Depuis novembre, les Houthis tirent des drones et des missiles sur des navires sur cette route commerciale vitale, affirmant qu’ils visent des navires liés à Israël, aux États-Unis et à la Grande-Bretagne, en signe de solidarité avec les Palestiniens suite à la guerre entre Israël et le Hamas à Gaza.
Le Sounion, qui transportait 150 000 tonnes de pétrole brut, a perdu la puissance de ses moteurs et a pris feu après le choc initial, forçant l’évacuation de ses 25 membres d’équipage par une frégate française servant dans la force Aspides de l’Union européenne, qui patrouille dans la zone.
Les Houthis sont ensuite revenus et ont fait exploser des charges sur le pont du navire, déclenchant de nouveaux incendies. Le navire est ancré à l’ouest de la ville portuaire de Hodeidah, tenue par les rebelles, à mi-chemin entre le Yémen et l’Erythrée.
« Extrêmement dangereux »
Une tentative des entreprises privées de remorquer le navire en feu a été abandonnée car il n’était « pas sûr » de continuer, a déclaré la semaine dernière Aspides, qui gardait les remorqueurs impliqués.

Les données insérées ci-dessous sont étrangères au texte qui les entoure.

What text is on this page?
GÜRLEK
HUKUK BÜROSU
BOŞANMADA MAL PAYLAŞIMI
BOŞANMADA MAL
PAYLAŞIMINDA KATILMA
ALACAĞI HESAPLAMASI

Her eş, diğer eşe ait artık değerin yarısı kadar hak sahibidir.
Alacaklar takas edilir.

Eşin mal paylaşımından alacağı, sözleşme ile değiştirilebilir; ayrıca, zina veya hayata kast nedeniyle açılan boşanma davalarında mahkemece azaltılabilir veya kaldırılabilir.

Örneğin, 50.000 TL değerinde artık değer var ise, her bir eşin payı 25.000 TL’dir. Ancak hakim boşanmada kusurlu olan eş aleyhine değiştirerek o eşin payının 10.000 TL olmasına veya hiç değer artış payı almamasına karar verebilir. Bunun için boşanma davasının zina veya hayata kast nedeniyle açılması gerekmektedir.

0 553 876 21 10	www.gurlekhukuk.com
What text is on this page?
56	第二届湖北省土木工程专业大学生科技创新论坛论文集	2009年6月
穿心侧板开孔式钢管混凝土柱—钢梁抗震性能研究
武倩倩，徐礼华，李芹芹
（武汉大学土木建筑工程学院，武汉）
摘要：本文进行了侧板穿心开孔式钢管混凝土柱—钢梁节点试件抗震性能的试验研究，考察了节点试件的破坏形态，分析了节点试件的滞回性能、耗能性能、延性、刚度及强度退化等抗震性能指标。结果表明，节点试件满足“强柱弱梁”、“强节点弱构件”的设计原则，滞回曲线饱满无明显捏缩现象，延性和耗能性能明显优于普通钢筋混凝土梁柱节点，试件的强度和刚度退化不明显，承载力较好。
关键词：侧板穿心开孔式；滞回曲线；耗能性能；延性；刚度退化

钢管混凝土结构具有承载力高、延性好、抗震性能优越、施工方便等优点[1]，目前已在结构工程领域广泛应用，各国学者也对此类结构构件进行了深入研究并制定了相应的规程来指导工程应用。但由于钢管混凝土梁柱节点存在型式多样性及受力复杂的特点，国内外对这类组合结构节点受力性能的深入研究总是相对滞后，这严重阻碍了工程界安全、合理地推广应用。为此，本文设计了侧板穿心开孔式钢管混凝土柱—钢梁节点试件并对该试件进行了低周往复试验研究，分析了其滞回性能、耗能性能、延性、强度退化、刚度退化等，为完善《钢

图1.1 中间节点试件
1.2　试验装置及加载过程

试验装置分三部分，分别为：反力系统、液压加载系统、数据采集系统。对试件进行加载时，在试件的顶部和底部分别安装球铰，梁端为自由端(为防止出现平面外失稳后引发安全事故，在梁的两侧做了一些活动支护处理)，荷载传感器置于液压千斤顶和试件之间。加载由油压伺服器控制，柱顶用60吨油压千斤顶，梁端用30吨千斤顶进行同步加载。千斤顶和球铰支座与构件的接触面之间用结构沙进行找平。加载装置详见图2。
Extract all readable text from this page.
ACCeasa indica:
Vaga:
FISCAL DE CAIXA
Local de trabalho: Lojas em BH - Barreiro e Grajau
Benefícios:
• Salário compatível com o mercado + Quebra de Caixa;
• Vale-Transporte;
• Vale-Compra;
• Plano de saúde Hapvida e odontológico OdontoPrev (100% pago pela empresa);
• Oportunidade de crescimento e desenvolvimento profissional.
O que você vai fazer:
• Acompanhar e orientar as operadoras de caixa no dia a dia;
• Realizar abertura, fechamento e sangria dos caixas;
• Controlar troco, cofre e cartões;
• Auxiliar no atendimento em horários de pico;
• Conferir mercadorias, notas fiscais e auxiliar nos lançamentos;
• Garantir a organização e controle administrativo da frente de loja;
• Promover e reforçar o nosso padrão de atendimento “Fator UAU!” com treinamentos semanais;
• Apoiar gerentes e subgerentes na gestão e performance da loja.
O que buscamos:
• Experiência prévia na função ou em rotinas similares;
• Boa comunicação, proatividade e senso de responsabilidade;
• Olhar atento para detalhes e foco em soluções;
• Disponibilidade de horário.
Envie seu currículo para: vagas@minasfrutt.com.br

« Étant donné que le navire est un grand pétrolier lourdement chargé, désormais immobilisé et en feu, la situation est extrêmement dangereuse et imprévisible », a déclaré Jreissati.
« Le risque d’une catastrophe environnementale majeure est important car le navire pourrait se briser ou exploser à tout moment. »
La campagne menée depuis dix mois par les Houthis contre le transport maritime a tué au moins quatre marins et coulé deux navires, dont le Rubymar, qui a coulé en mars avec à son bord des milliers de tonnes d’engrais.
Le Sounion, cependant, représente le danger le plus grave à ce jour.
« Cette situation est une catastrophe environnementale qui se déroule lentement sous nos yeux », a déclaré Wim Zwijnenburg, du groupe néerlandais de consolidation de la paix PAX.
Le Centre conjoint d’information maritime, géré par une coalition navale internationale, a déclaré samedi que des vols de surveillance quotidiens avaient signalé « plusieurs » incendies sur le pont, mais aucune nappe de pétrole visible sur la cargaison.
Une opération de sauvetage et de lutte contre l’incendie devrait débuter cette semaine.
« De petites nappes d’huile ont été détectées sur certaines images satellites, probablement liées à de l’huile brûlée après les explosions ou provenant du moteur », a ajouté M. Zwijnenburg.
Mais « il n’y a eu aucune indication d’un déversement de pétrole brut provenant de la cargaison que transporte le navire ».
Une opération « difficile »
Le Sounion rappelle le danger que représente le superpétrolier FSO Safer, un navire de 48 ans à la coque corrodée, abandonné depuis des années au large des côtes de la mer Rouge au Yémen.
Le navire n’était plus en service en raison de la guerre au Yémen entre les Houthis et une coalition dirigée par l’Arabie saoudite, qui a débuté en mars 2015 et a provoqué une crise humanitaire majeure dans ce pays pauvre.
En août 2023, les Nations Unies ont achevé avec succès le transfert de leur cargaison de plus d’un million de barils de pétrole dans une opération coûteuse qui a pris des années à organiser.
Noam Raydan, expert en matière d’attaques maritimes pour le groupe de réflexion Washington Institute for Near East Policy, a déclaré que l’opération Sounion comportait de lourds risques.
« Mener des opérations de sauvetage pendant la campagne d’attaque des Houthis dans la mer Rouge, qui dure depuis des mois, a été un défi, et l’incident de Sounion ne sera pas différent », a déclaré Raydan.
« Il peut être difficile de trouver des remorqueurs adaptés, situés à proximité de la région et prêts à opérer dans un environnement aussi risqué », a ajouté l’expert.
Pour ajouter aux problèmes, les forces navales « devront rester à proximité du pétrolier pour empêcher les Houthis d’interrompre le processus (de sauvetage) », a déclaré Raydan.